Ordinary, good-enough marriages provide the partners with a sense that what they do matters, that someone cares for, esteems, needs, loves, and values them as a person. No matter what else happens in life, this knowledge makes problems easier to bear….
Marriage and family provide [a] sense of belonging . . . the sense of loving and being loved, of being absolutely essential to the life and happiness of others. Believing that one has a purpose in life and a reason for continued existence, (that life is worth the effort because one’s activities and challenges are worthy), come from having other people depending on you, caring about you. Married people have a starring role in the lives of their spouses; their shared universe would cease to exist if something happened to one of them. When the shared universe includes children, the sense of being essential, of having a purpose and a full life expands as well.
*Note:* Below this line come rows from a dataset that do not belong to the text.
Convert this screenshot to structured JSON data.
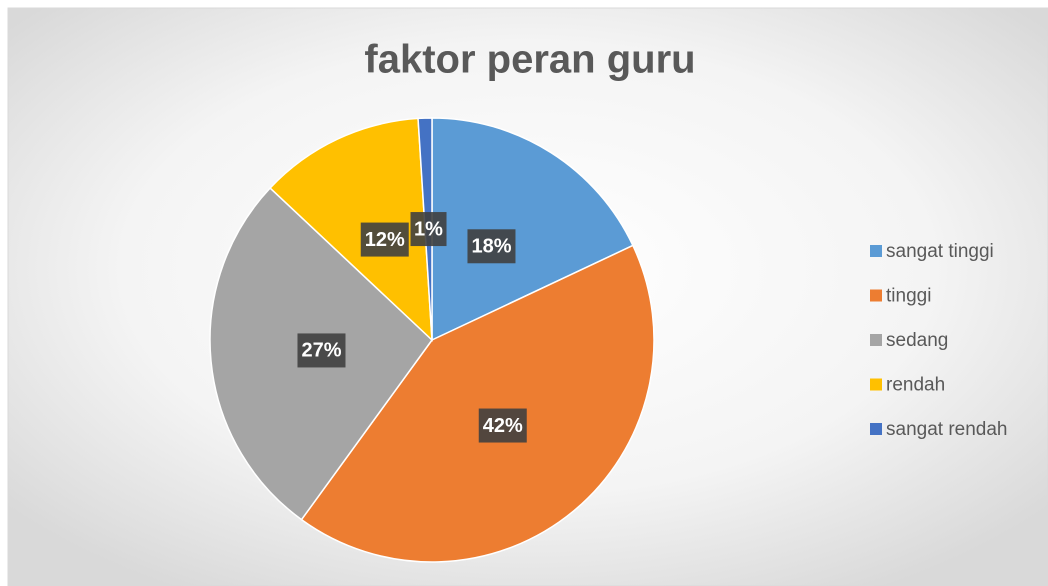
{
  "chart_data": {
    "type": "pie",
    "title": "faktor peran guru",
    "categories": [
      "sangat tinggi",
      "tinggi",
      "sedang",
      "rendah",
      "sangat rendah"
    ],
    "values": [
      18,
      42,
      27,
      12,
      1
    ],
    "value_labels": [
      "18%",
      "42%",
      "27%",
      "12%",
      "1%"
    ],
    "colors": [
      "#5b9bd5",
      "#ed7d31",
      "#a5a5a5",
      "#ffc000",
      "#4472c4"
    ],
    "legend": "right"
  }
}
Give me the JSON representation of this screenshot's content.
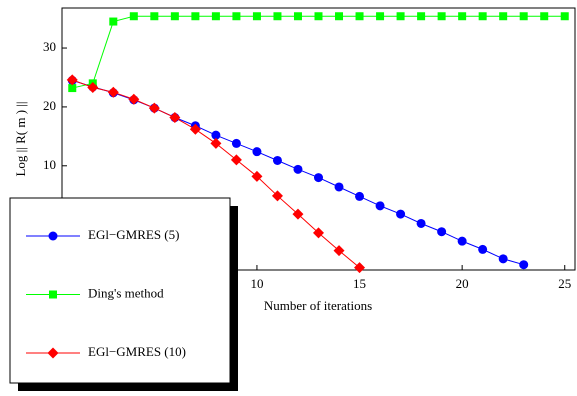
{
  "chart_data": {
    "type": "line",
    "xlabel": "Number of iterations",
    "ylabel": "Log || R( m ) ||",
    "xlim": [
      0.5,
      25.5
    ],
    "ylim": [
      -7.7,
      36.8
    ],
    "xticks": [
      10,
      15,
      20,
      25
    ],
    "yticks": [
      10,
      20,
      30
    ],
    "legend": "bottom-left",
    "series": [
      {
        "name": "EGl−GMRES (5)",
        "color": "#0000ff",
        "marker": "circle",
        "x": [
          1,
          2,
          3,
          4,
          5,
          6,
          7,
          8,
          9,
          10,
          11,
          12,
          13,
          14,
          15,
          16,
          17,
          18,
          19,
          20,
          21,
          22,
          23
        ],
        "values": [
          24.5,
          23.4,
          22.4,
          21.2,
          19.8,
          18.2,
          16.8,
          15.2,
          13.8,
          12.4,
          10.9,
          9.4,
          8.0,
          6.4,
          4.8,
          3.2,
          1.8,
          0.2,
          -1.2,
          -2.8,
          -4.2,
          -5.8,
          -6.8
        ]
      },
      {
        "name": "Ding's method",
        "color": "#00ff00",
        "marker": "square",
        "x": [
          1,
          2,
          3,
          4,
          5,
          6,
          7,
          8,
          9,
          10,
          11,
          12,
          13,
          14,
          15,
          16,
          17,
          18,
          19,
          20,
          21,
          22,
          23,
          24,
          25
        ],
        "values": [
          23.2,
          24.0,
          34.5,
          35.4,
          35.4,
          35.4,
          35.4,
          35.4,
          35.4,
          35.4,
          35.4,
          35.4,
          35.4,
          35.4,
          35.4,
          35.4,
          35.4,
          35.4,
          35.4,
          35.4,
          35.4,
          35.4,
          35.4,
          35.4,
          35.4
        ]
      },
      {
        "name": "EGl−GMRES (10)",
        "color": "#ff0000",
        "marker": "diamond",
        "x": [
          1,
          2,
          3,
          4,
          5,
          6,
          7,
          8,
          9,
          10,
          11,
          12,
          13,
          14,
          15
        ],
        "values": [
          24.6,
          23.3,
          22.5,
          21.3,
          19.8,
          18.2,
          16.2,
          13.8,
          11.0,
          8.2,
          4.9,
          1.8,
          -1.4,
          -4.4,
          -7.3
        ]
      }
    ]
  }
}
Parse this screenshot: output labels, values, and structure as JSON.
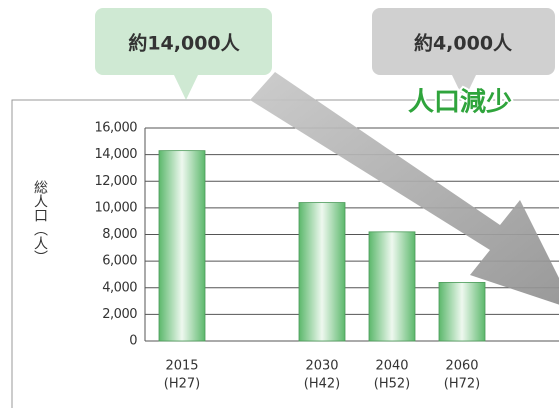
{
  "chart_data": {
    "type": "bar",
    "y_axis_label": "総人口（人）",
    "categories": [
      "2015",
      null,
      "2030",
      "2040",
      "2060"
    ],
    "category_sublabels": [
      "(H27)",
      null,
      "(H42)",
      "(H52)",
      "(H72)"
    ],
    "values": [
      14300,
      null,
      10400,
      8200,
      4400
    ],
    "color": "#5cb86c",
    "ylim": [
      0,
      16000
    ],
    "yticks": [
      0,
      {
        "value": 2000,
        "label": "2,000"
      },
      {
        "value": 4000,
        "label": "4,000"
      },
      {
        "value": 6000,
        "label": "6,000"
      },
      {
        "value": 8000,
        "label": "8,000"
      },
      {
        "value": 10000,
        "label": "10,000"
      },
      {
        "value": 12000,
        "label": "12,000"
      },
      {
        "value": 14000,
        "label": "14,000"
      },
      {
        "value": 16000,
        "label": "16,000"
      }
    ],
    "grid": true,
    "annotations": [
      "約14,000人",
      "約4,000人",
      "人口減少"
    ]
  }
}
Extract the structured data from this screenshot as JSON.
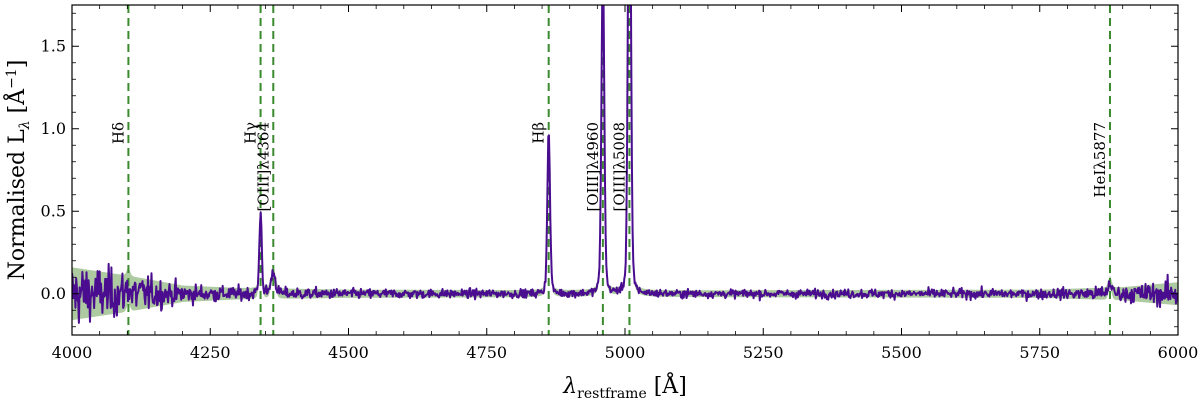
{
  "chart_data": {
    "type": "line",
    "title": "",
    "xlabel": "λ",
    "xlabel_sub": "restframe",
    "xlabel_unit": " [Å]",
    "ylabel": "Normalised L",
    "ylabel_sub": "λ",
    "ylabel_unit": " [Å",
    "ylabel_unit_sup": "−1",
    "ylabel_unit_close": "]",
    "xlim": [
      4000,
      6000
    ],
    "ylim": [
      -0.25,
      1.75
    ],
    "grid": false,
    "x_ticks": [
      4000,
      4250,
      4500,
      4750,
      5000,
      5250,
      5500,
      5750,
      6000
    ],
    "x_tick_labels": [
      "4000",
      "4250",
      "4500",
      "4750",
      "5000",
      "5250",
      "5500",
      "5750",
      "6000"
    ],
    "y_ticks": [
      0.0,
      0.5,
      1.0,
      1.5
    ],
    "y_tick_labels": [
      "0.0",
      "0.5",
      "1.0",
      "1.5"
    ],
    "colors": {
      "spectrum": "#4b0d8f",
      "error_band": "#93b882",
      "line_marker": "#3a8a2e"
    },
    "emission_lines": [
      {
        "name": "Hδ",
        "wavelength": 4102
      },
      {
        "name": "Hγ",
        "wavelength": 4341
      },
      {
        "name": "[OIII]λ4364",
        "wavelength": 4364
      },
      {
        "name": "Hβ",
        "wavelength": 4862
      },
      {
        "name": "[OIII]λ4960",
        "wavelength": 4960
      },
      {
        "name": "[OIII]λ5008",
        "wavelength": 5008
      },
      {
        "name": "HeIλ5877",
        "wavelength": 5877
      }
    ],
    "series": [
      {
        "peaks": [
          {
            "center": 4102,
            "amplitude": 0.05,
            "sigma": 3
          },
          {
            "center": 4341,
            "amplitude": 0.5,
            "sigma": 2.2
          },
          {
            "center": 4364,
            "amplitude": 0.13,
            "sigma": 4
          },
          {
            "center": 4862,
            "amplitude": 0.98,
            "sigma": 2.5
          },
          {
            "center": 4960,
            "amplitude": 2.0,
            "sigma": 2.6
          },
          {
            "center": 5008,
            "amplitude": 3.2,
            "sigma": 2.6
          },
          {
            "center": 5877,
            "amplitude": 0.07,
            "sigma": 3
          }
        ],
        "noise_level": [
          [
            4000,
            0.16
          ],
          [
            4100,
            0.11
          ],
          [
            4200,
            0.05
          ],
          [
            4300,
            0.035
          ],
          [
            4500,
            0.025
          ],
          [
            5000,
            0.02
          ],
          [
            5750,
            0.025
          ],
          [
            5900,
            0.04
          ],
          [
            6000,
            0.07
          ]
        ]
      }
    ]
  }
}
Marriage improves emotional well-being in part by giving people a sense that their life has meaning and purpose….
As Professor Normal Glenn stated in a critique of textbooks, "Most social scientists who have studied the data believe that marriage itself accounts for a great deal of the difference in average well-being between married and unmarried persons. Indeed, loneliness is probably the negative feeling most likely to be alleviated simply by being married…."
The key [to well-being] seems to be the marriage bond itself: Having a partner who is committed for better or for worse, in sickness and in health, makes people happier and healthier. The knowledge that someone cares for you and that you have someone who depends on you helps give life meaning and provides a buffer against the inevitable troubles of life.
It astonishes me that anyone who has such a high regard for the multitudinous benefits that marriage brings to a relationship would want to keep such a wonderful way of life solely for oneself and those like oneself, for heterosexuals only.  There is every reason to believe that marriage would be good for non-heterosexuals for the same reasons it is good for heterosexuals.   After all, people are people.  Non-heterosexuals want to be married for the same reasons heterosexuals do.  If the Christian Right’s stereotypical view of non-heterosexuals is true —that they are lust driven, orgy seeking, diseased in mind and body, incapable of monogamy— why on earth would they be interested in marriage?  The fact is, they have every normal person’s desire for the state of matrimony and for all the right reasons.  Typically, all they want is the recognition that they are human beings.  Therefore, the withholding of marriage to them is the equivalent of withholding their humanity. 

2 comments:

Unknown said...

Thanks, Steve . . . I have been in a committed monogamous relationship for 12 years. It has truly been what NOM suggests (and much, much more!) The fact that I am in a relationship with a person of the same sex makes NO difference! - David Downing

Steve Kindle said...

David, it's a shame that when relationships such as yours are revealed as normal as any other, that some dismiss them out of hand. Not because they have any good reason, but because they don't want to face up to the reality that we are all the same. Thanks for being willing to live your life in the open; it's hard to deny what's staring you in the face.